L’Amourj’en ai rêvé longtemps. Je l’ai cherché, traqué partout. Pendant mes années romantiques, je l’inventais dans chaque rencontre intime, comme la promesse d’un amour éternel. Que d’illusions ! Le plus souvent, ces hasards de nuits n’accueillaient que des brigands du cœur, de passage, insouciants de ma naïveté et de ma jeunesse. Je me laissais séduire facilement.

L’Amour n’était qu’une attente sans fin. Attendre de l’autre tendresse, attention, confirmation, étreinte. Éperdue, je ne faisais que me perdre dans des bras inconnus à la recherche du grand amour qui viendrait combler la quête de l’amoureuse.

En quête de quelle révélation étais-je ?

Le « prince charmant »

L’Amour ne peut éclore avant que l’on puisse d’abord se connaître; sinon comment offrir le meilleur de soi dans la liberté et la confiance ? Après bien des aventures passagères, déceptions garanties, quelques chagrins d’amour divers dans l’enlisement d’engagements non réciproques, une longue relation nouée, de part et d’autre, dans la dépendance affective et une lancinante peine d’amour, j’ai rencontré mon Prince !

L’Amour nous révèle à nous-mêmes. Il déploie en nous des ressources insoupçonnées

Louise Portal

Je sais, je sais, cette référence au prince charmant peut en faire sourciller plusieurs, avec raison. Je l’admets ! Cette quête du chevalier ou du coureur des bois, du survenant, toutes ces figures de prétendants qui viennent nous délivrer ou nous emporter vers le bonheur sont aujourd’hui des images désuètes. J’ai tout de même grandi dans les années 1950 avec les contes de fées !   

Mais cela fera bientôt 30 ans que nous avançons côte à côte sur ce chemin d’aimer, et j’aime le reconnaître et le nommer : Jacques est tout de même mon homme de cœur. Mon chevalier ! Bien des années sont là pour en certifier l’authenticité.

Une vaste contrée à défricher

L’Amour nous révèle à nous-mêmes. Il déploie en nous des ressources insoupçonnées. Il est de nature douce, tendre et attentionnée. Au quotidien, il nécessite une communication franche pour s’épanouir. Dieu sait que nous avons maintes occasions de nous y atteler à cette caravane d’évènements que nous présente la vie à deux.

Vivre ensemble, c’est tout partager : l’intimité amoureuse qui, au fil des changements du corps et du désir, se transforme. Toutes ces décisions à prendre en regard des lieux de vie, des enfants à élever, que l’on voit s’envoler, revenir, et repartir… ceux qu’on échappe aussi… il y en a et c’est une lourde épreuve à traverser pour des parents.

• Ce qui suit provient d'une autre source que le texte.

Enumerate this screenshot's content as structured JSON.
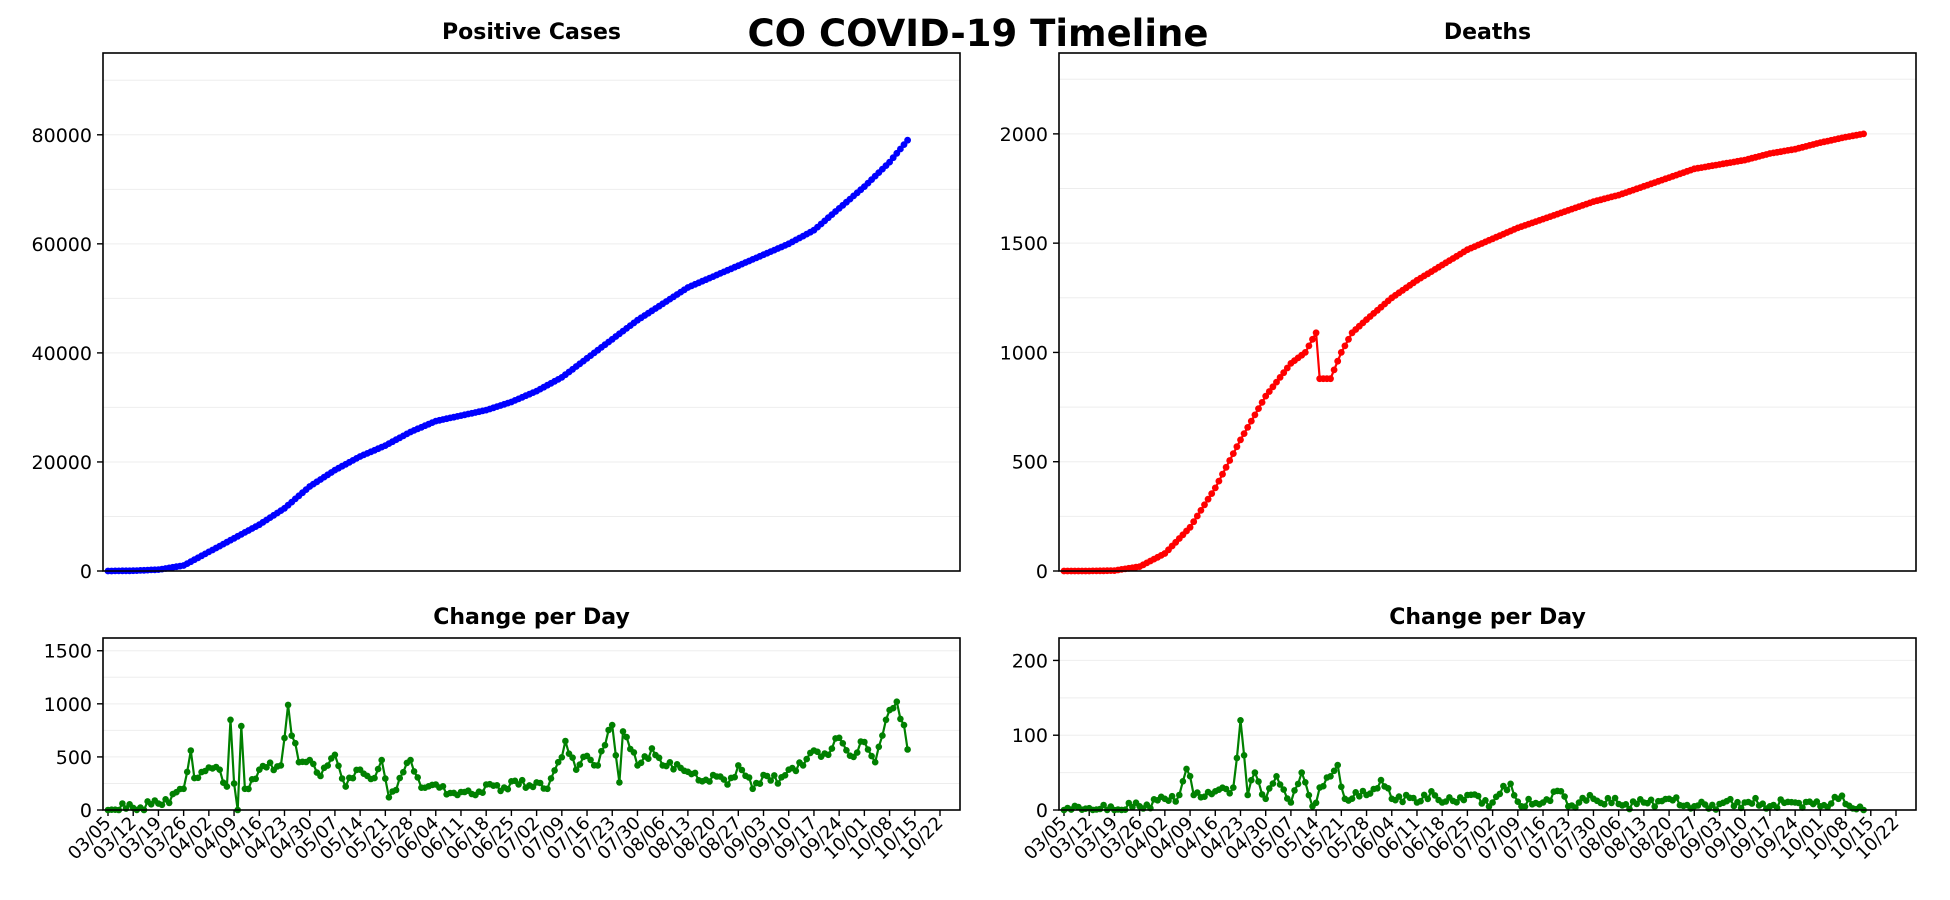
{
  "figure": {
    "title": "CO COVID-19 Timeline"
  },
  "chart_data": [
    {
      "id": "positive_cases",
      "type": "line",
      "title": "Positive Cases",
      "color": "#0000ff",
      "ylim": [
        0,
        95000
      ],
      "yticks": [
        0,
        20000,
        40000,
        60000,
        80000
      ],
      "grid": true,
      "x_start": "03/05",
      "x_end": "10/13",
      "anchors": [
        [
          "03/05",
          0
        ],
        [
          "03/12",
          50
        ],
        [
          "03/19",
          250
        ],
        [
          "03/26",
          1000
        ],
        [
          "04/02",
          3500
        ],
        [
          "04/09",
          6000
        ],
        [
          "04/16",
          8500
        ],
        [
          "04/23",
          11500
        ],
        [
          "04/30",
          15500
        ],
        [
          "05/07",
          18500
        ],
        [
          "05/14",
          21000
        ],
        [
          "05/21",
          23000
        ],
        [
          "05/28",
          25500
        ],
        [
          "06/04",
          27500
        ],
        [
          "06/11",
          28500
        ],
        [
          "06/18",
          29500
        ],
        [
          "06/25",
          31000
        ],
        [
          "07/02",
          33000
        ],
        [
          "07/09",
          35500
        ],
        [
          "07/16",
          39000
        ],
        [
          "07/23",
          42500
        ],
        [
          "07/30",
          46000
        ],
        [
          "08/06",
          49000
        ],
        [
          "08/13",
          52000
        ],
        [
          "08/20",
          54000
        ],
        [
          "08/27",
          56000
        ],
        [
          "09/03",
          58000
        ],
        [
          "09/10",
          60000
        ],
        [
          "09/17",
          62500
        ],
        [
          "09/24",
          66500
        ],
        [
          "10/01",
          70500
        ],
        [
          "10/08",
          75000
        ],
        [
          "10/13",
          79000
        ]
      ]
    },
    {
      "id": "deaths",
      "type": "line",
      "title": "Deaths",
      "color": "#ff0000",
      "ylim": [
        0,
        2370
      ],
      "yticks": [
        0,
        500,
        1000,
        1500,
        2000
      ],
      "grid": true,
      "x_start": "03/05",
      "x_end": "10/13",
      "anchors": [
        [
          "03/05",
          0
        ],
        [
          "03/12",
          0
        ],
        [
          "03/19",
          2
        ],
        [
          "03/26",
          20
        ],
        [
          "04/02",
          80
        ],
        [
          "04/09",
          200
        ],
        [
          "04/16",
          380
        ],
        [
          "04/23",
          600
        ],
        [
          "04/30",
          800
        ],
        [
          "05/07",
          950
        ],
        [
          "05/11",
          1000
        ],
        [
          "05/14",
          1090
        ],
        [
          "05/15",
          880
        ],
        [
          "05/18",
          880
        ],
        [
          "05/21",
          1000
        ],
        [
          "05/24",
          1090
        ],
        [
          "05/28",
          1150
        ],
        [
          "06/04",
          1250
        ],
        [
          "06/11",
          1330
        ],
        [
          "06/18",
          1400
        ],
        [
          "06/25",
          1470
        ],
        [
          "07/02",
          1520
        ],
        [
          "07/09",
          1570
        ],
        [
          "07/16",
          1610
        ],
        [
          "07/23",
          1650
        ],
        [
          "07/30",
          1690
        ],
        [
          "08/06",
          1720
        ],
        [
          "08/13",
          1760
        ],
        [
          "08/20",
          1800
        ],
        [
          "08/27",
          1840
        ],
        [
          "09/03",
          1860
        ],
        [
          "09/10",
          1880
        ],
        [
          "09/17",
          1910
        ],
        [
          "09/24",
          1930
        ],
        [
          "10/01",
          1960
        ],
        [
          "10/08",
          1985
        ],
        [
          "10/13",
          2000
        ]
      ]
    },
    {
      "id": "cases_change_per_day",
      "type": "line",
      "title": "Change per Day",
      "color": "#008000",
      "ylim": [
        0,
        1620
      ],
      "yticks": [
        0,
        500,
        1000,
        1500
      ],
      "grid": true,
      "x_start": "03/05",
      "x_end": "10/13",
      "xticks": [
        "03/05",
        "03/12",
        "03/19",
        "03/26",
        "04/02",
        "04/09",
        "04/16",
        "04/23",
        "04/30",
        "05/07",
        "05/14",
        "05/21",
        "05/28",
        "06/04",
        "06/11",
        "06/18",
        "06/25",
        "07/02",
        "07/09",
        "07/16",
        "07/23",
        "07/30",
        "08/06",
        "08/13",
        "08/20",
        "08/27",
        "09/03",
        "09/10",
        "09/17",
        "09/24",
        "10/01",
        "10/08",
        "10/15",
        "10/22"
      ],
      "anchors": [
        [
          "03/05",
          0
        ],
        [
          "03/12",
          20
        ],
        [
          "03/19",
          60
        ],
        [
          "03/26",
          200
        ],
        [
          "03/28",
          560
        ],
        [
          "03/29",
          300
        ],
        [
          "04/02",
          400
        ],
        [
          "04/05",
          380
        ],
        [
          "04/07",
          220
        ],
        [
          "04/08",
          850
        ],
        [
          "04/09",
          250
        ],
        [
          "04/10",
          0
        ],
        [
          "04/11",
          790
        ],
        [
          "04/12",
          200
        ],
        [
          "04/16",
          380
        ],
        [
          "04/22",
          420
        ],
        [
          "04/24",
          990
        ],
        [
          "04/25",
          700
        ],
        [
          "04/27",
          450
        ],
        [
          "04/30",
          470
        ],
        [
          "05/03",
          320
        ],
        [
          "05/07",
          520
        ],
        [
          "05/10",
          220
        ],
        [
          "05/14",
          380
        ],
        [
          "05/18",
          300
        ],
        [
          "05/20",
          470
        ],
        [
          "05/22",
          120
        ],
        [
          "05/25",
          300
        ],
        [
          "05/28",
          470
        ],
        [
          "05/31",
          210
        ],
        [
          "06/04",
          240
        ],
        [
          "06/08",
          160
        ],
        [
          "06/11",
          170
        ],
        [
          "06/15",
          140
        ],
        [
          "06/18",
          240
        ],
        [
          "06/22",
          180
        ],
        [
          "06/25",
          270
        ],
        [
          "06/29",
          210
        ],
        [
          "07/02",
          260
        ],
        [
          "07/05",
          200
        ],
        [
          "07/08",
          450
        ],
        [
          "07/10",
          650
        ],
        [
          "07/13",
          380
        ],
        [
          "07/16",
          510
        ],
        [
          "07/19",
          420
        ],
        [
          "07/23",
          800
        ],
        [
          "07/25",
          260
        ],
        [
          "07/26",
          740
        ],
        [
          "07/30",
          420
        ],
        [
          "08/03",
          580
        ],
        [
          "08/06",
          420
        ],
        [
          "08/10",
          430
        ],
        [
          "08/13",
          360
        ],
        [
          "08/17",
          270
        ],
        [
          "08/20",
          330
        ],
        [
          "08/24",
          240
        ],
        [
          "08/27",
          420
        ],
        [
          "08/31",
          200
        ],
        [
          "09/03",
          330
        ],
        [
          "09/07",
          250
        ],
        [
          "09/10",
          380
        ],
        [
          "09/14",
          420
        ],
        [
          "09/17",
          560
        ],
        [
          "09/21",
          520
        ],
        [
          "09/24",
          680
        ],
        [
          "09/28",
          500
        ],
        [
          "10/01",
          640
        ],
        [
          "10/04",
          450
        ],
        [
          "10/07",
          850
        ],
        [
          "10/10",
          1020
        ],
        [
          "10/12",
          800
        ],
        [
          "10/13",
          570
        ]
      ]
    },
    {
      "id": "deaths_change_per_day",
      "type": "line",
      "title": "Change per Day",
      "color": "#008000",
      "ylim": [
        0,
        230
      ],
      "yticks": [
        0,
        100,
        200
      ],
      "grid": true,
      "x_start": "03/05",
      "x_end": "10/13",
      "xticks": [
        "03/05",
        "03/12",
        "03/19",
        "03/26",
        "04/02",
        "04/09",
        "04/16",
        "04/23",
        "04/30",
        "05/07",
        "05/14",
        "05/21",
        "05/28",
        "06/04",
        "06/11",
        "06/18",
        "06/25",
        "07/02",
        "07/09",
        "07/16",
        "07/23",
        "07/30",
        "08/06",
        "08/13",
        "08/20",
        "08/27",
        "09/03",
        "09/10",
        "09/17",
        "09/24",
        "10/01",
        "10/08",
        "10/15",
        "10/22"
      ],
      "anchors": [
        [
          "03/05",
          0
        ],
        [
          "03/19",
          0
        ],
        [
          "03/26",
          5
        ],
        [
          "04/02",
          15
        ],
        [
          "04/06",
          20
        ],
        [
          "04/08",
          55
        ],
        [
          "04/10",
          20
        ],
        [
          "04/16",
          25
        ],
        [
          "04/21",
          30
        ],
        [
          "04/23",
          120
        ],
        [
          "04/25",
          20
        ],
        [
          "04/27",
          50
        ],
        [
          "04/30",
          15
        ],
        [
          "05/03",
          45
        ],
        [
          "05/07",
          10
        ],
        [
          "05/10",
          50
        ],
        [
          "05/13",
          5
        ],
        [
          "05/15",
          30
        ],
        [
          "05/18",
          45
        ],
        [
          "05/20",
          60
        ],
        [
          "05/22",
          15
        ],
        [
          "05/28",
          20
        ],
        [
          "06/01",
          40
        ],
        [
          "06/04",
          15
        ],
        [
          "06/08",
          20
        ],
        [
          "06/11",
          10
        ],
        [
          "06/15",
          25
        ],
        [
          "06/18",
          10
        ],
        [
          "06/25",
          20
        ],
        [
          "07/02",
          10
        ],
        [
          "07/07",
          35
        ],
        [
          "07/10",
          5
        ],
        [
          "07/16",
          10
        ],
        [
          "07/21",
          25
        ],
        [
          "07/23",
          5
        ],
        [
          "07/30",
          15
        ],
        [
          "08/06",
          8
        ],
        [
          "08/13",
          10
        ],
        [
          "08/20",
          15
        ],
        [
          "08/27",
          5
        ],
        [
          "09/03",
          8
        ],
        [
          "09/10",
          10
        ],
        [
          "09/17",
          5
        ],
        [
          "09/24",
          10
        ],
        [
          "10/01",
          5
        ],
        [
          "10/06",
          15
        ],
        [
          "10/08",
          8
        ],
        [
          "10/13",
          0
        ]
      ]
    }
  ]
}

Le territoire de l’Amour est une vaste contrée à défricher, en perpétuelle évolution et transformation.

À 43 ans, j’ai eu le privilège de rencontrer celui qui possédait la délicatesse de cœur et l’autonomie, pour s’arrimer à la femme que j’étais. Dans la vie personnelle tout comme dans la vie publique. Pas facile pour un homme, de ma génération, d’accepter d’être dans l’ombre, demeurer humble, et à la fois s’affirmer aux côtés de sa compagne. Et moi, j’étais la femme tout indiquée pour l’aimer tel qu’il était, dans ce qu’il avait à m’offrir : sa vie ! Sans trahison, sans mensonge. Dans une générosité incarnée dans tous ces petits gestes du quotidien qui sont autant de témoignages d’amour.

Il est mon homme de cœur. Je suis sa beauté, comme il me l’a écrit dans les premiers jours de notre rencontre. Devant sa courtoisie, je lui avais envoyé de manière un peu sarcastique : « Vas-tu être encore comme ça dans 10 ans ? ». Il m’avait alors répondu : « Si tu n’essaies pas de me changer, je suis qui je suis ». J’avais beaucoup aimé. Cela me ramenait à toutes ces années où j’avais tenté de changer l’autre pour le faire correspondre à mes attentes. Ici, pas de manipulation, ni coercition ni négociation. What you see is what you get !

Alors que nous avançons toujours ensemble, après toutes ces années, il est touchant de se regarder dans les yeux, comme ce matin, de nous serrer dans nos bras et d’entendre nos « je t’aime » comme au premier printemps de notre amour.

Vivre à deux c’est fusionner vers le même horizon, tout en restant libres. La synergie de notre duo chante en harmonie. Autrement dit, nous ne sommes pas nécessairement sur la même note, mais nous chantons à l’unisson.

Ensemble, nous diffusons l’Amour en nous et autour de nous.